Just recently, there has been a worldwide hacking on WordPress sites. The attack which was all over the internet news headlines, was briefly described as hackers aiming their botnet at WordPress sites with the intention of gaining access to the server. To explain further, the websites and blogs powered by WordPress has been hit by a brutal and immense network of compromised home PCs controlled by unscrupulous hackers. And the hackers are just beginning since experts believed that this is a preparation for a larger attack. This time, they will be using a larger botnet of servers. Should this happen in the future, this could cause a greater problem since servers have more network connections and can accommodate larger traffic.
How do the attackers get in your WordPress site?
A week after WordPress created a two-step authentication log-in option, WordPress attacks has increased drastically from an average of 50,000 a day in the beginning of April to around 1,000,000 by April 11th. The hackers execute their sneaky attack by injecting malware into the computer without the owner’s knowledge. They use the botnets to decipher the username and password combination, to which task, the botnets never give up trying.
There are two main factors that gave hackers leeway to their successful attacks. As mentioned previously, botnets are figuring out the WordPress site’s username and password. With the WordPress site’s default username as ‘admin’ which some owners doesn’t bother to change, hackers can easily surpass the first step to their attack. If combined with an easy to manage password, the WordPress site is already a give-away to a problematic attack. The epidemic should not be taken as WordPress’ weakness. WordPress is a secure content management system but if the account owner is negligent, attackers won’t have a hard time breaking in.

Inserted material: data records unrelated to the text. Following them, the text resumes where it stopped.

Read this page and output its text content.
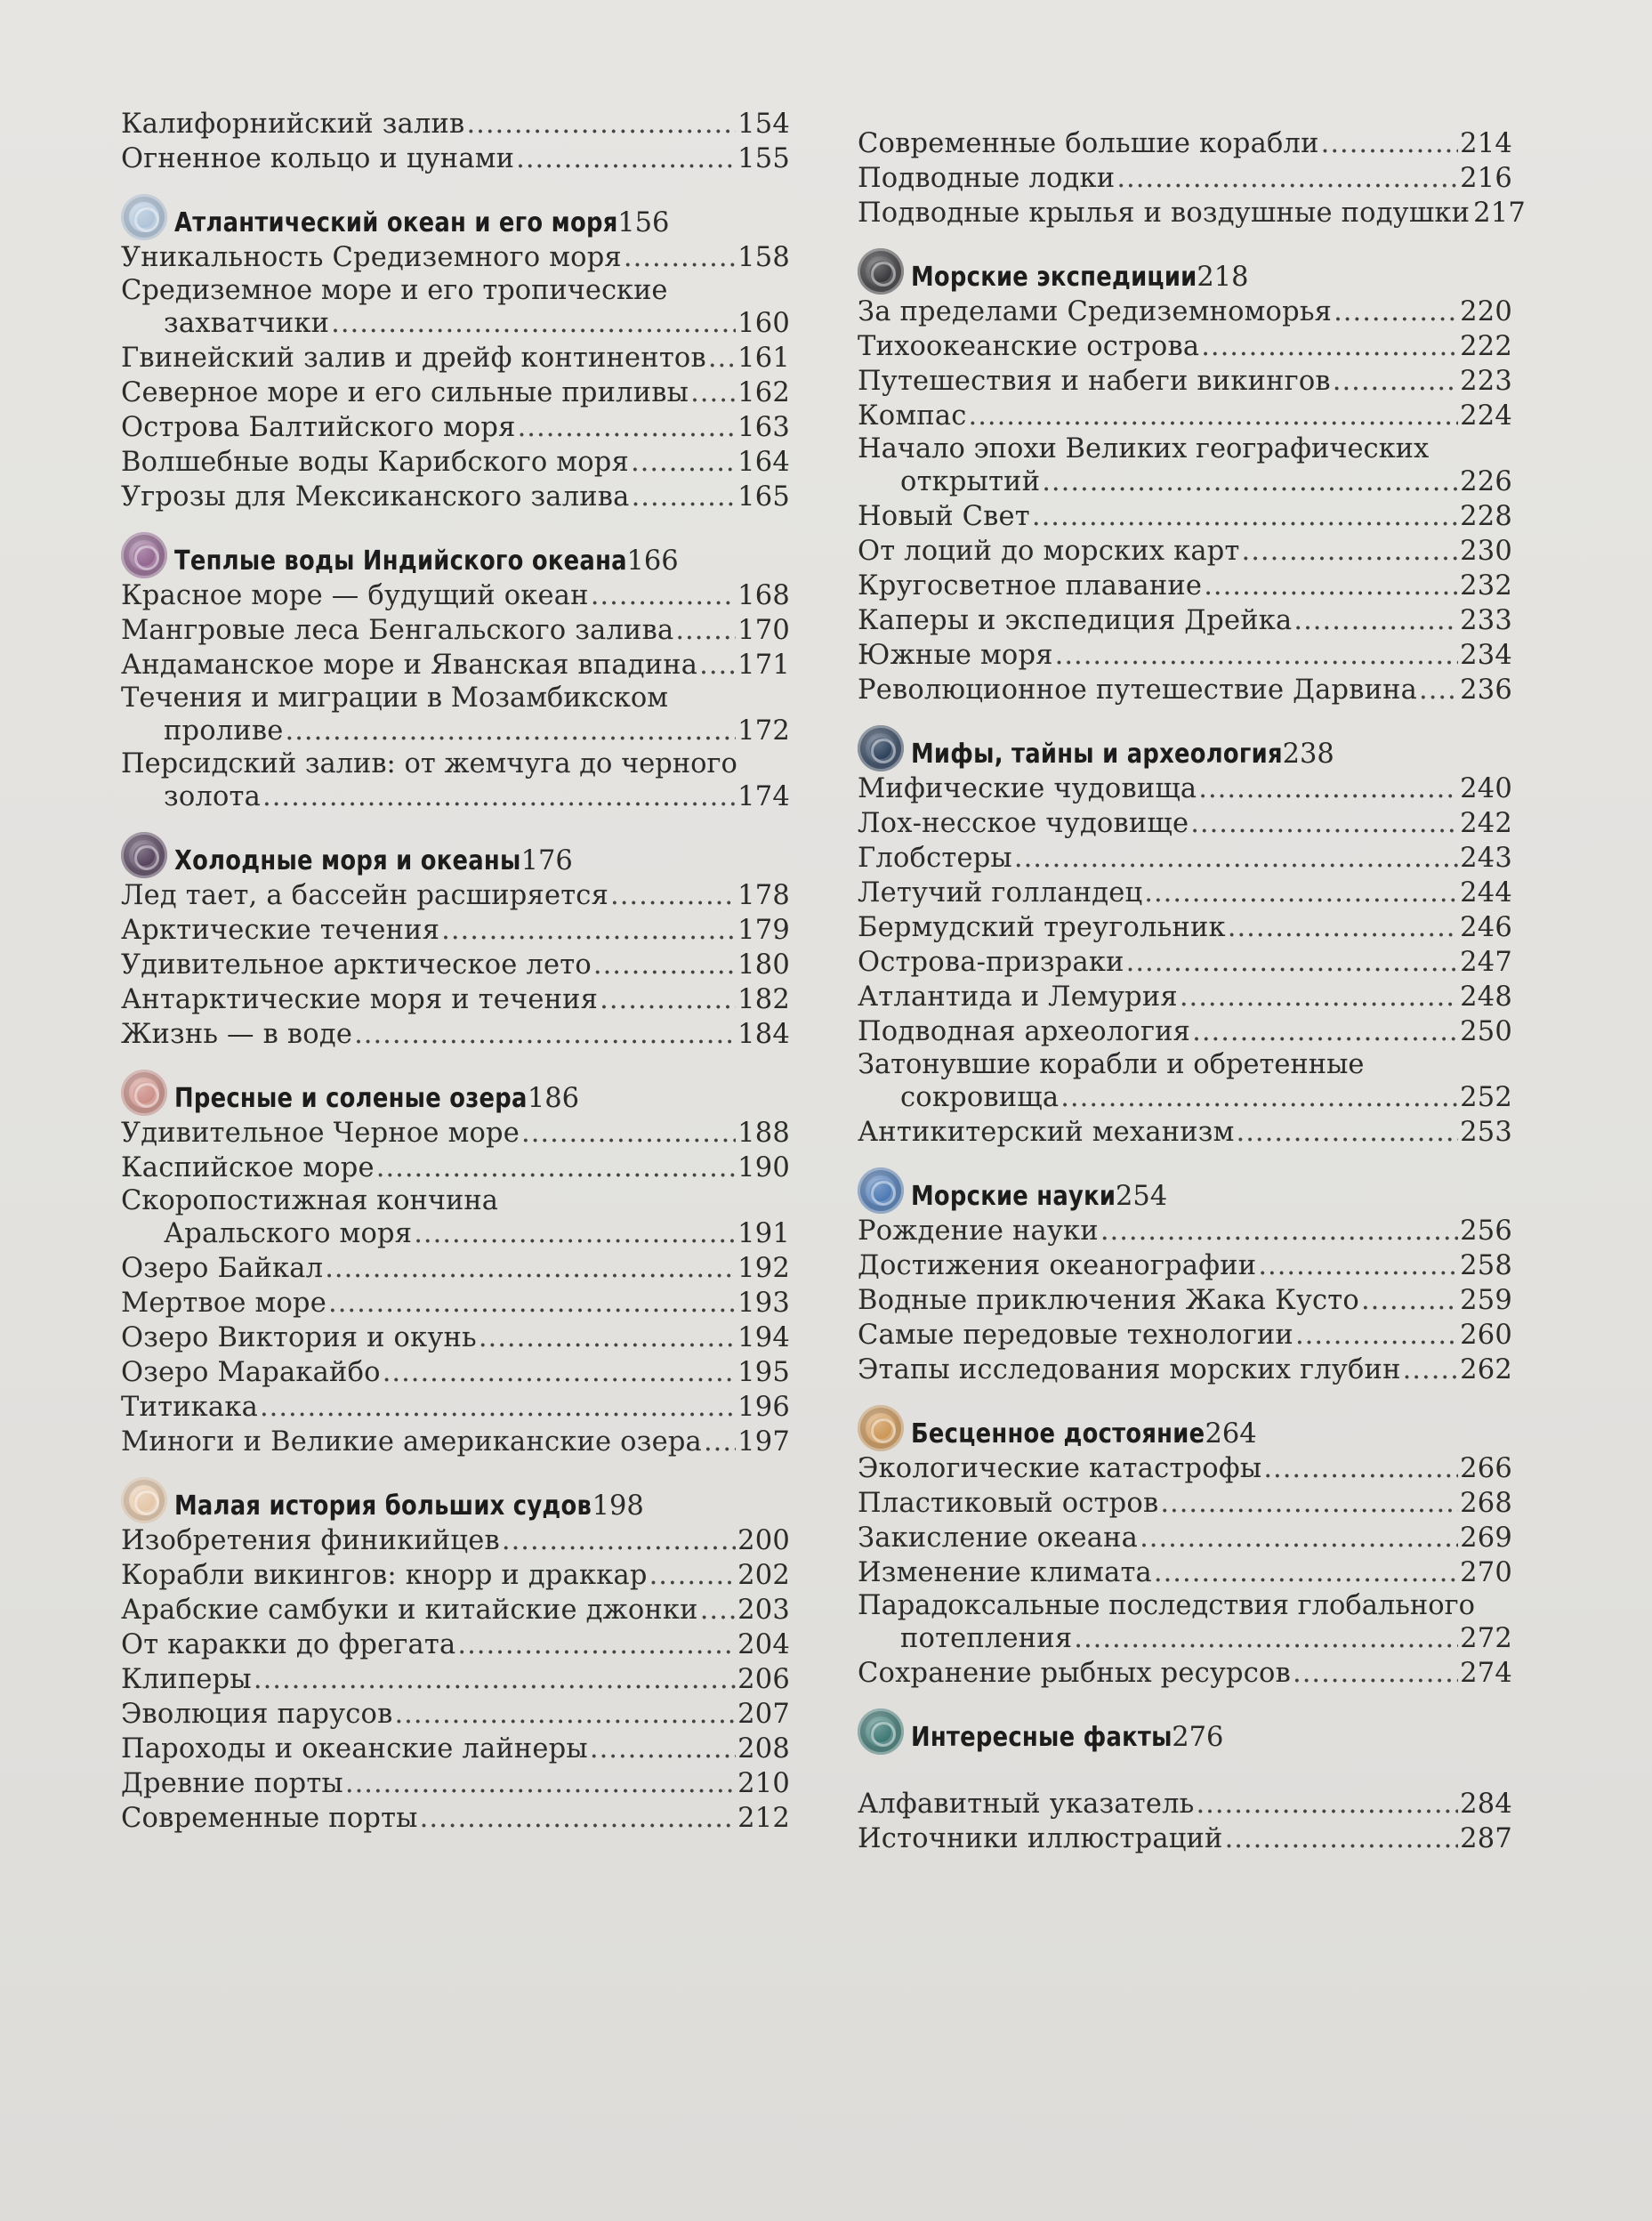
Калифорнийский залив .....	154
Огненное кольцо и цунами .....	155
Атлантический океан и его моря 156
Уникальность Средиземного моря .....	158
Средиземное море и его тропические
захватчики .....	160
Гвинейский залив и дрейф континентов ..... 161
Северное море и его сильные приливы ..... 162
Острова Балтийского моря .....	163
Волшебные воды Карибского моря .....	164
Угрозы для Мексиканского залива .....	165
Теплые воды Индийского океана 166
Красное море — будущий океан .....	168
Мангровые леса Бенгальского залива ..... 170
Андаманское море и Яванская впадина ..... 171
Течения и миграции в Мозамбикском
проливе .....	172
Персидский залив: от жемчуга до черного
золота .....	174
Холодные моря и океаны 176
Лед тает, а бассейн расширяется .....	178
Арктические течения .....	179
Удивительное арктическое лето .....	180
Антарктические моря и течения .....	182
Жизнь — в воде .....	184
Пресные и соленые озера 186
Удивительное Черное море .....	188
Каспийское море .....	190
Скоропостижная кончина
Аральского моря .....	191
Озеро Байкал .....	192
Мертвое море .....	193
Озеро Виктория и окунь .....	194
Озеро Маракайбо .....	195
Титикака .....	196
Миноги и Великие американские озера ..... 197
Малая история больших судов 198
Изобретения финикийцев .....	200
Корабли викингов: кнорр и драккар .....	202
Арабские самбуки и китайские джонки ..... 203
От каракки до фрегата .....	204
Клиперы .....	206
Эволюция парусов .....	207
Пароходы и океанские лайнеры .....	208
Древние порты .....	210
Современные порты .....	212
Современные большие корабли .....	214
Подводные лодки .....	216
Подводные крылья и воздушные подушки 217
Морские экспедиции 218
За пределами Средиземноморья .....	220
Тихоокеанские острова .....	222
Путешествия и набеги викингов .....	223
Компас .....	224
Начало эпохи Великих географических
открытий .....	226
Новый Свет .....	228
От лоций до морских карт .....	230
Кругосветное плавание .....	232
Каперы и экспедиция Дрейка .....	233
Южные моря .....	234
Революционное путешествие Дарвина ..... 236
Мифы, тайны и археология 238
Мифические чудовища .....	240
Лох-несское чудовище .....	242
Глобстеры .....	243
Летучий голландец .....	244
Бермудский треугольник .....	246
Острова-призраки .....	247
Атлантида и Лемурия .....	248
Подводная археология .....	250
Затонувшие корабли и обретенные
сокровища .....	252
Антикитерский механизм .....	253
Морские науки 254
Рождение науки .....	256
Достижения океанографии .....	258
Водные приключения Жака Кусто .....	259
Самые передовые технологии .....	260
Этапы исследования морских глубин ..... 262
Бесценное достояние 264
Экологические катастрофы .....	266
Пластиковый остров .....	268
Закисление океана .....	269
Изменение климата .....	270
Парадоксальные последствия глобального
потепления .....	272
Сохранение рыбных ресурсов .....	274
Интересные факты 276
Алфавитный указатель .....	284
Источники иллюстраций .....	287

Simple yet effective suggestions that will lower your WordPress site’s risk
If you have a website or blog that is powered by WordPress, then it’s about time to take the necessary precautions. This statement may sound like a set of complicated steps coming but these are actually simple to implement. To start off, the username should be changed from the default ‘admin’. The attackers were believed to have also used a dictionary attack strategy which directed the move to find the password for ‘admin’ accounts. With this in mind, it follows that having a username that is more obscure can provide a good defense. Another obvious measure which most WordPress site owners fail to use is to use a strong password. Owners of WP.com account can also use the two-step authentication. It will also help a lot to use the latest WordPress version and ensure that the plugins are updated.
Taking these precautionary measures is important. But it is just as important to prepare for the worst, considering the recent occurrence of the widespread attack on WordPress sites. Backing up your website can take some or a part of your precious time but it will certainly be a life-saver should your WordPress site be compromised.
People liked WordPress for several reasons. It is fast to set up and easy to manage even with large amounts of content. It is also possible to add different functions with the increasing number of developers creating free plugins that WordPress site owners can take advantage of. But amidst these simplicities, it is important to be vigilant and take the necessary security measures. While the recent rampant WordPress site attacks may have already shaken some websites or blogs, let this be a forewarning to the fortunate ones who should fit in time to do a considerable amount of hacking prevention.